Why I Shipped It as a Docker Container

In part 1 I wrote about why I built this. In part 2, I wrote about some design decisions. In this part I’ll explain why I wanted Docker as the platform.

Docker Was a Product Decision

Docker isn’t just packaging—it’s User Experience (UX).

The goal was:

“You can deploy this in under a minute.”

With Docker, that becomes:

docker run -p 4278:4278 kmsigma/utm-qrcodes:latest

No SDKs. No installs. No system pollution.

Running as Non‑Root

After reading way too much about it, I decided to take the advice of internet people and decided that root = bad. Following that, some other decisions were made about the container resulting in a list of requirements::

  • Runs as a dedicated, non‑root user
  • Has a read‑only filesystem
  • Uses tmpfs only where necessary
  • Drops privilege escalation entirely

For something designed with the idea that I don’t like sharing things, these feel like reasonable defaults.
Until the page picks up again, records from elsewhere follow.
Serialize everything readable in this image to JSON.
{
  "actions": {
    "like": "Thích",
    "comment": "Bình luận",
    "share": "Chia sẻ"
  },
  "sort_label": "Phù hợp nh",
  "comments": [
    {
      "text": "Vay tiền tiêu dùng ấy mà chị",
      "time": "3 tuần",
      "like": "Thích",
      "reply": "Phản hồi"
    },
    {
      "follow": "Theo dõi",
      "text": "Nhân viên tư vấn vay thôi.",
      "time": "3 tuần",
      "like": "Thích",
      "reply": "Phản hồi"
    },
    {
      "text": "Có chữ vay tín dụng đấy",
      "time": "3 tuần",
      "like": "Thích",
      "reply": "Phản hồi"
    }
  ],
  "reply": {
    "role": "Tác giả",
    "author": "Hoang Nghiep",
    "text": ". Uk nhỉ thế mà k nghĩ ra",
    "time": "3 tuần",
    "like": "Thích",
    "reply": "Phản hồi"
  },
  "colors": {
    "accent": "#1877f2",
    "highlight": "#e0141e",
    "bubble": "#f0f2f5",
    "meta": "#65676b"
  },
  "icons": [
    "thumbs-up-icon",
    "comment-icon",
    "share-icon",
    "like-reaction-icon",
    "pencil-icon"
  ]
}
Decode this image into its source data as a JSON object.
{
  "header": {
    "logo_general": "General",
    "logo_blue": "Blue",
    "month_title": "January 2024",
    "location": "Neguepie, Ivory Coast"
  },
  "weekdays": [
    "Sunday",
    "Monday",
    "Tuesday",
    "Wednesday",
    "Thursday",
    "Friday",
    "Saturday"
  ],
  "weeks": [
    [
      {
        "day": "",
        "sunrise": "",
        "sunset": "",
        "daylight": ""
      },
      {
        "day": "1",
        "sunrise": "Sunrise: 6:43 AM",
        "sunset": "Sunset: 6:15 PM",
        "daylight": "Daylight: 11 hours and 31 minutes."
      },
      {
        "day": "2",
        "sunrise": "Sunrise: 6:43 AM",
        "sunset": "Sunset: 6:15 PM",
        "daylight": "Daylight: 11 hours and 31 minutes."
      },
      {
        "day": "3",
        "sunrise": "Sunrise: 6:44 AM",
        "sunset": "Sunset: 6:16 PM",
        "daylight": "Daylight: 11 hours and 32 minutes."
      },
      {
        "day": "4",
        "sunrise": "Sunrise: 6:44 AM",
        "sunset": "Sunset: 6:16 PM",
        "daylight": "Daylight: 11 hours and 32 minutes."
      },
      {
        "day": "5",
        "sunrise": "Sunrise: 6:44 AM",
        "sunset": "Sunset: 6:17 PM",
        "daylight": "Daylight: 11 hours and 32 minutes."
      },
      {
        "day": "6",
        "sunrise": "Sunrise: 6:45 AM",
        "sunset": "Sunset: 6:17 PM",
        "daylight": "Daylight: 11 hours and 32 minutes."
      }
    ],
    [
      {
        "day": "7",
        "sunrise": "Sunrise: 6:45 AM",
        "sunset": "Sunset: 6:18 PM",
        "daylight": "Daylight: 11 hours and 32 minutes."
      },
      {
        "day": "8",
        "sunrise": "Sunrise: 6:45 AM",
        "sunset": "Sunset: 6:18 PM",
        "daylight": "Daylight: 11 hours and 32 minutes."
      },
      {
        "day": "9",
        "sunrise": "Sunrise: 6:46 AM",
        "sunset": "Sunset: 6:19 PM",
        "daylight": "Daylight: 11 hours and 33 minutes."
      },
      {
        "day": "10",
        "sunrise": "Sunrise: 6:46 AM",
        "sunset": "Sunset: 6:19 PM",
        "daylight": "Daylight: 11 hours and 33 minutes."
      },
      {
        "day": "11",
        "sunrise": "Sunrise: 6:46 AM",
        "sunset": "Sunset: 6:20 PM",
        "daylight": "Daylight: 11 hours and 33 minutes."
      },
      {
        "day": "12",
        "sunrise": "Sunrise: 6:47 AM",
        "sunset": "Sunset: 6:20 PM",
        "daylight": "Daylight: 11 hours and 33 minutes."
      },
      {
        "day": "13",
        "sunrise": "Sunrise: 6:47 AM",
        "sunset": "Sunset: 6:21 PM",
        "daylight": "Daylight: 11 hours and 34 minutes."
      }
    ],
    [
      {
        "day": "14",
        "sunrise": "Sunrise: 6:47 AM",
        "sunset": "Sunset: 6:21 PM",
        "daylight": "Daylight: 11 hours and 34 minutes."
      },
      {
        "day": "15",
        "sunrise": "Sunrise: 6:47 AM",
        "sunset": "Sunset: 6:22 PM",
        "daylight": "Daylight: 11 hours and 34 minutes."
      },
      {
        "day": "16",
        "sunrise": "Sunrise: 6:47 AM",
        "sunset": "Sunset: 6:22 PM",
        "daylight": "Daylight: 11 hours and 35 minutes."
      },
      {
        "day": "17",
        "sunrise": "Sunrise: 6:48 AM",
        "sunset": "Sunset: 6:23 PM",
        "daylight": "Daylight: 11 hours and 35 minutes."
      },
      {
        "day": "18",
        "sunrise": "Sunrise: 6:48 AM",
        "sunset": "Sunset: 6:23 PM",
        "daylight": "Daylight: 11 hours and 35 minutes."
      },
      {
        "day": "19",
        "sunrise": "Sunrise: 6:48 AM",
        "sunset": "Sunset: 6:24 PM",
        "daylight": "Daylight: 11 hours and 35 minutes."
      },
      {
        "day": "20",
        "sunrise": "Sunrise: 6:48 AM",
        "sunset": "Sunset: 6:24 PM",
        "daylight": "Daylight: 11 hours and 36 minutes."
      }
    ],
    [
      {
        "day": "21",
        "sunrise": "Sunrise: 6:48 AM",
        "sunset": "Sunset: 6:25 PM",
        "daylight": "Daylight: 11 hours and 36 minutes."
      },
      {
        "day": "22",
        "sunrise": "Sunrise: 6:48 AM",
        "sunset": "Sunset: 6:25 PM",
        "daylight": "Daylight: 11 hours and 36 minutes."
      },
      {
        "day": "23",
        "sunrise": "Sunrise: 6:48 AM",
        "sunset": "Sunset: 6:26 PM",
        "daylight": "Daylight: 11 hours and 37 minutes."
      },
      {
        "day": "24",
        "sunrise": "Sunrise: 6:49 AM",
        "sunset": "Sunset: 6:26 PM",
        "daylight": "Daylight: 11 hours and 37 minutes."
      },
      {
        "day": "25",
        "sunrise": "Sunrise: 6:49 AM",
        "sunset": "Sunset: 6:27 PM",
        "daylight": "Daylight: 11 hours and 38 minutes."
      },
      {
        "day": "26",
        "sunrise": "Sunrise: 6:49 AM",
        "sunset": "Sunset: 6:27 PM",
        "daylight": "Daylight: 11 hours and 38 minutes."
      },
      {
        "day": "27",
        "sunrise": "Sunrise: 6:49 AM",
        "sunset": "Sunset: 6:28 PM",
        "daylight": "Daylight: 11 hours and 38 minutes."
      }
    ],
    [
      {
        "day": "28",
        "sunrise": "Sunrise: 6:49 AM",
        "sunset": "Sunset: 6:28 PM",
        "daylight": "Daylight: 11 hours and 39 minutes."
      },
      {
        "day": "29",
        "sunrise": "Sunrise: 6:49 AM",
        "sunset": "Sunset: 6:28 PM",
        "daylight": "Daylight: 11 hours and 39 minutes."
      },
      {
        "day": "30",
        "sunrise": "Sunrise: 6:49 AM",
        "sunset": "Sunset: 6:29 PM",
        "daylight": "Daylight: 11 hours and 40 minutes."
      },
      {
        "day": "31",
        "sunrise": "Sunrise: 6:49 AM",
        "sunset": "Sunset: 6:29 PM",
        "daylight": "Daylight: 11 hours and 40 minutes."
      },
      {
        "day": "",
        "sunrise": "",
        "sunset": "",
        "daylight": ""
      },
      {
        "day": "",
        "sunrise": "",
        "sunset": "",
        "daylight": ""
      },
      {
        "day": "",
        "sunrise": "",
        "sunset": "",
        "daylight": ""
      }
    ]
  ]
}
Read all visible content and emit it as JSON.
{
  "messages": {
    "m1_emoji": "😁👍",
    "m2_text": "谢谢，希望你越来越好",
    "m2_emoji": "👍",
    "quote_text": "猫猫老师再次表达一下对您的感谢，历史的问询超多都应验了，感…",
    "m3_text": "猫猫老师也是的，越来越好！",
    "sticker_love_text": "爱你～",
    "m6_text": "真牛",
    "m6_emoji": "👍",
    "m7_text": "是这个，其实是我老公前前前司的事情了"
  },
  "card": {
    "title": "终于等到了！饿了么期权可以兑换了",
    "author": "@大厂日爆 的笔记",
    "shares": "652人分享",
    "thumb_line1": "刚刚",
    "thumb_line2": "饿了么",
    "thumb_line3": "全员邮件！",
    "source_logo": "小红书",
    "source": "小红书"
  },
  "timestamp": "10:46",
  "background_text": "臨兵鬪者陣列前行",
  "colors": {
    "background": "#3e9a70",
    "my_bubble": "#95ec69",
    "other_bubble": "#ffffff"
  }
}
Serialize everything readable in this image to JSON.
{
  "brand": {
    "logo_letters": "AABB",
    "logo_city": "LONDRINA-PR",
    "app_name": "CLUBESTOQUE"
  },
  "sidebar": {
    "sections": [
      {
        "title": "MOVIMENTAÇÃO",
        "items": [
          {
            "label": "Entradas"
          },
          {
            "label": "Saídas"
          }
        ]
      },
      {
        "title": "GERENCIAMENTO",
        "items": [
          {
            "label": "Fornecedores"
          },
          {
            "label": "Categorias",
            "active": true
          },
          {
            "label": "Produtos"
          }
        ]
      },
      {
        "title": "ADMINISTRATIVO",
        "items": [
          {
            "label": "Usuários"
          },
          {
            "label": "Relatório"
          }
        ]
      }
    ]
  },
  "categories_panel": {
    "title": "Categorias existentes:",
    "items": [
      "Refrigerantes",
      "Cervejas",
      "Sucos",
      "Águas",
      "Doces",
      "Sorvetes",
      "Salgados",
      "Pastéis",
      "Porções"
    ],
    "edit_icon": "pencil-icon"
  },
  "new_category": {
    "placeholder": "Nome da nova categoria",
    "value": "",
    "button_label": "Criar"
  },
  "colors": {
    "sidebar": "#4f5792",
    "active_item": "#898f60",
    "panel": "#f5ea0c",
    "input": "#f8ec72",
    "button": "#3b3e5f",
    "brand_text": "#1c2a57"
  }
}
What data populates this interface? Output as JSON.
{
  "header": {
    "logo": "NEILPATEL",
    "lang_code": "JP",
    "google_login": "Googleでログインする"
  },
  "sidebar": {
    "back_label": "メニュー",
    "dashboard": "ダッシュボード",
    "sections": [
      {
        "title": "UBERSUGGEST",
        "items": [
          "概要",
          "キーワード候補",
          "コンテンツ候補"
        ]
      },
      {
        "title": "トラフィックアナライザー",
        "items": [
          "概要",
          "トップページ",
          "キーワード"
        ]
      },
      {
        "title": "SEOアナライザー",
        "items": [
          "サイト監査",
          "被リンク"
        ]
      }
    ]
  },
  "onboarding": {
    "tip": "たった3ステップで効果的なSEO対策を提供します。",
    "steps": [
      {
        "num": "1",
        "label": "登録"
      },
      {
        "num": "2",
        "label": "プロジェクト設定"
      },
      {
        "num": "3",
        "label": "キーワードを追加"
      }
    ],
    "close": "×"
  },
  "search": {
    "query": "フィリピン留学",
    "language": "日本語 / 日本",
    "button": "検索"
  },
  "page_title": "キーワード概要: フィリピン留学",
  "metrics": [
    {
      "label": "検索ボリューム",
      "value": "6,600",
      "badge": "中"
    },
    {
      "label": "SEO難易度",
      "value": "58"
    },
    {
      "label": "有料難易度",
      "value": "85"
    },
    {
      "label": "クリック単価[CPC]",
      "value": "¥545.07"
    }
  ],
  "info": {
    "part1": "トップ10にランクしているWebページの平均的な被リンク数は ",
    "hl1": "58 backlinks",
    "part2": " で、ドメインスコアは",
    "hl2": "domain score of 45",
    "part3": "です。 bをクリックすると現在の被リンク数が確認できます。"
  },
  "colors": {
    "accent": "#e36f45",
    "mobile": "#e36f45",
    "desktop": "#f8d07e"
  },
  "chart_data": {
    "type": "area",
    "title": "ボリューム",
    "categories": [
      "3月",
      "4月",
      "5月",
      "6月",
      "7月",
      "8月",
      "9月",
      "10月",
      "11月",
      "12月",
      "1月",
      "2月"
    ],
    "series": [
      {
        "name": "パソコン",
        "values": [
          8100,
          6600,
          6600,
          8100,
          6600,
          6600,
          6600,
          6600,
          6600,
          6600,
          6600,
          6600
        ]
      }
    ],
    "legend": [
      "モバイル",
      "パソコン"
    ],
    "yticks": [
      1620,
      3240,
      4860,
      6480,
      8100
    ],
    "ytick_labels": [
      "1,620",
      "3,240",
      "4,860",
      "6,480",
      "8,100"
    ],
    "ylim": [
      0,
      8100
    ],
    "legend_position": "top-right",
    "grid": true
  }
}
Why TLS Isn’t Inside the Container

After working with Docker for a bit, I’ve come down to the same mantra time and time again: TLS belongs at the edge. If it’s at the edge, then I don’t have to worry about the (recognizably small) load of certificate management in the app.

This makes the container:

  • Reverse‑proxy agnostic
  • Easier to update
  • More portable across environments

If you choose to deploy it, you can keep it local or you can put it behind a reverse proxy like Traefik, Caddy, Cloudflare, or whatever. Forcing you into an ecosystem choice here felt “icky.”

Compose‑Friendly by Design

I’ve really started to rely heavily on docker compose – more than I initially thought when I first downloaded Docker Desktop. The compose format isn’t overly difficult to understand and seemed to lend itself to this project. That gives my docker-compose.yml:

  • Sane defaults
  • Forces explicit port remapping
  • Leaves things unimportant to the app, outside the app

The way I see it, this means the project has a big win…

The Big Win: Ownership

Unlike most apps out there this app: cannot phone home, doesn’t retain any of your data, and doesn’t require an explicit trust to an outside party (normally it would be me). If you run it: you own it because you are the one hosting it.

I feel like that’s becoming increasingly rare—and makes it increasingly valuable to people who want to maintain some boundaries.